Elle parle de sa famille restée au pays, de sa petite sœur qu’elle n’a pas vue grandir et de ce besoin viscéral de rêver plus grand qu’on ne l’autorisait à Chișinău.
Doina Ciobanu, c’est l’histoire d’une génération qui compose avec ses contradictions et transforme les réseaux sociaux en espace de débat et d’engagement sincère.
Aujourd’hui, elle compte plus d’1,3 million d’abonnés, intervient dans des conférences internationales, participe à des projets environnementaux d’envergure et travaille aux côtés de groupes comme Kering.
Elle montre qu’il est possible d’avoir une image forte et alignée, de créer une communauté qualifiée et de peser sur des sujets de société.
Son histoire rappelle qu’une marque personnelle forte n’est pas qu’une question d’image, mais aussi de valeurs incarnées, de positionnements assumés et de constance sur le long terme.

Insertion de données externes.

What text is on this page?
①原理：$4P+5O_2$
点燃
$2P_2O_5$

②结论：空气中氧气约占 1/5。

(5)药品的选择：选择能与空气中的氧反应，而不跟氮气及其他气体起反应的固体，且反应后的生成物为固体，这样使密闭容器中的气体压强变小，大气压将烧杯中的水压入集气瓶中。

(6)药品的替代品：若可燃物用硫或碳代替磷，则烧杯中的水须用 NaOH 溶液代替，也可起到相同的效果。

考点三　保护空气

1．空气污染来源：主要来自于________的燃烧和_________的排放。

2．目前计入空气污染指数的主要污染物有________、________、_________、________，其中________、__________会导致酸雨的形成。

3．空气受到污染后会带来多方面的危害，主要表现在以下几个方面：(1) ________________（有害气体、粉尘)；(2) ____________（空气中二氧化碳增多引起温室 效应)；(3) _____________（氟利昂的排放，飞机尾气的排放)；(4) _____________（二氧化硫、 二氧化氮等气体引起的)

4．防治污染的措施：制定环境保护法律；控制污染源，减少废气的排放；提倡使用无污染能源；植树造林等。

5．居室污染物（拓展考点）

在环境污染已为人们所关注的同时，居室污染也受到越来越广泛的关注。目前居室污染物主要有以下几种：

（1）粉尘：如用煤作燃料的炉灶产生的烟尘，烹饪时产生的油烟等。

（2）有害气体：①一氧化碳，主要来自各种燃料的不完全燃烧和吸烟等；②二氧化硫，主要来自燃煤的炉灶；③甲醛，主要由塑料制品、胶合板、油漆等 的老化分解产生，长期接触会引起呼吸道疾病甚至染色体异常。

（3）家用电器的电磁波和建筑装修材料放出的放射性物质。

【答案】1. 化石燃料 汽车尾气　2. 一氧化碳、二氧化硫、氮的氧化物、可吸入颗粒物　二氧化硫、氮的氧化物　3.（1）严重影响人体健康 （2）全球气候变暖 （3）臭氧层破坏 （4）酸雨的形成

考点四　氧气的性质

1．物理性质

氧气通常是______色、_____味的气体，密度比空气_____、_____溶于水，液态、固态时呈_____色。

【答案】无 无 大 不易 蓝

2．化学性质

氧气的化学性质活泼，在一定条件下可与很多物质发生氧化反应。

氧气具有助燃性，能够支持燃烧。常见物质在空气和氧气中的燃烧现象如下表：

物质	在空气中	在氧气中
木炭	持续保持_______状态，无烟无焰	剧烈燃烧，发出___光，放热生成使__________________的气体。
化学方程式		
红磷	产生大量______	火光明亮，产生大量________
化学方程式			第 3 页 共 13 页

Doina est la preuve qu’on peut partir d’un quartier oublié d’Europe de l’Est et, en suivant ses intuitions, devenir une référence mondiale dans son domaine.
Un message puissant pour celles et ceux qui construisent leur visibilité aujourd’hui : la sincérité, la spécialisation et l’audace restent les meilleures stratégies pour durer.